Differences And Benefits Of Back Vs Front Squats

Back Squats

Back squats are an essential exercise in any program

Want results from your workout program? It’s time to get squats into the picture.

Few exercises deliver the type of results of that squats bring, which is why they’re so critical to have in every exercise plan.

That said, there are a couple of variations of squats so understanding what these variations are and which will be best for you is also another factor to consider.

In particular, today we’re going to look at the front squat versus the back squat.  Each brings its own benefits. Here’s what to consider.

The Flexibility Requirement

The first thing to note is that front squats will require more flexibility than back squats, so for those of you who tend to be quite stiff and inflexible, back squats may be your better option.
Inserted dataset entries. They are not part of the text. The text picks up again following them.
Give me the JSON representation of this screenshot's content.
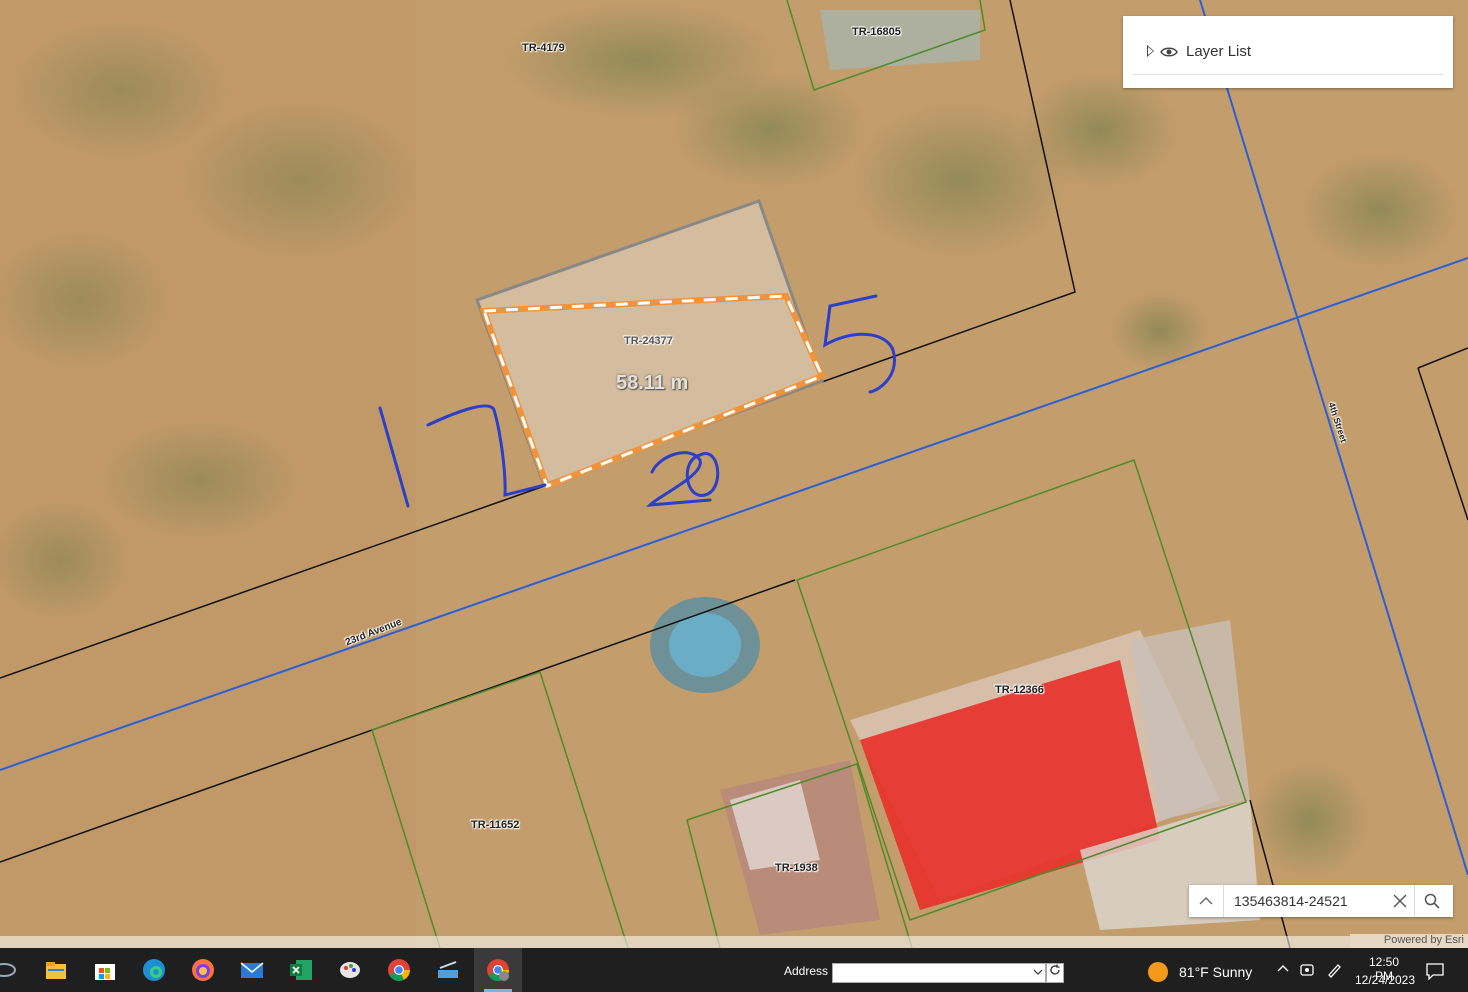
{
  "map": {
    "parcels": {
      "tr4179": "TR-4179",
      "tr16805": "TR-16805",
      "tr24377": "TR-24377",
      "tr12366": "TR-12366",
      "tr11652": "TR-11652",
      "tr1938": "TR-1938"
    },
    "streets": {
      "avenue": "23rd Avenue",
      "street": "4th Street"
    },
    "measurement": "58.11 m",
    "annotations": {
      "left": "17",
      "bottom": "20",
      "right": "5"
    },
    "attribution": "Powered by Esri"
  },
  "layer_list": {
    "title": "Layer List"
  },
  "search": {
    "value": "135463814-24521"
  },
  "taskbar": {
    "address_label": "Address",
    "address_value": "",
    "weather": "81°F  Sunny",
    "time": "12:50 PM",
    "date": "12/24/2023",
    "apps": [
      "file-explorer-icon",
      "store-icon",
      "edge-icon",
      "firefox-icon",
      "mail-icon",
      "excel-icon",
      "paint-icon",
      "chrome-icon",
      "scanner-icon",
      "chrome-profile-icon"
    ]
  },
  "colors": {
    "parcel_green": "#4f8a2c",
    "street_blue": "#2a5fd6",
    "boundary_black": "#111111",
    "measure_orange": "#f0943c",
    "handwriting_blue": "#2b3fc8"
  }
}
When you are doing front squats, you need to keep your upper back mobile so that you can keep your chest up, which is something that some people really struggle with.

Likewise, your shoulders and wrists need to be able to properly rest the bar across the chest as well, which again, take some flexibility.  With back squats, you just won’t have this worry.

Keep in mind that you do still need some degree of flexibility to perform back squats as well, so if you are very stiff, start your stretching exercises now.

Shoulder Joint Health

Another factor that you should take into account when deciding which variation of squat to do is your shoulder health.

Placing the bar across your back is going to place strain on the shoulder and it must be strong enough to be able to balance the bar there as you lower down into the squat.

If you are coming off any type of shoulder injury (or currently suffering), this could make it challenging to maintain proper form.

In that case, you may want to instead do front squats.  Give your shoulders the break they need.

Front Squats

Front squats put more focus on the quads than back squats

Elbow Joint Health

On the flip side, front squatting will place more strain on your elbows as they do more work to hold the bar in place as it’s across the chest, therefore if you are suffering from an elbow injury or shoulder impingement, you could find yourself irritating these injuries as well.

Lower Back Strength

Finally, the last factor to consider is your lower back strength level.

If you are low bar back squatting, you are going to be required to adopt a slight forward lean as you squat in order to keep the bar balanced over your body.

This can then, in weak individuals, lead to lower back pain, so care must be taken. If you don’t feel as though you possess a good degree of lower back strength, you may be better off focusing on high bar back squats or front squats instead.

These will allow you to keep the body more upright, thus reducing the chances that you start to experience problems.

So all in all, which squat is best? There’s no right or wrong answer here, but rather it comes down to personal preference, any injuries you are experiencing, as well as the overall results you hope to see.

Keep in mind that front squats will hit the quads to a slightly greater degree while back squats will tend to work the hamstrings and glutes to a larger extent.

In the best case scenario, you would alternate between the variations, enjoying the best of both worlds.

However, if you feel great discomfort in any one squat variation, don’t force yourself to do it.  Learn what works for you and then focus on gaining strength through that exercise.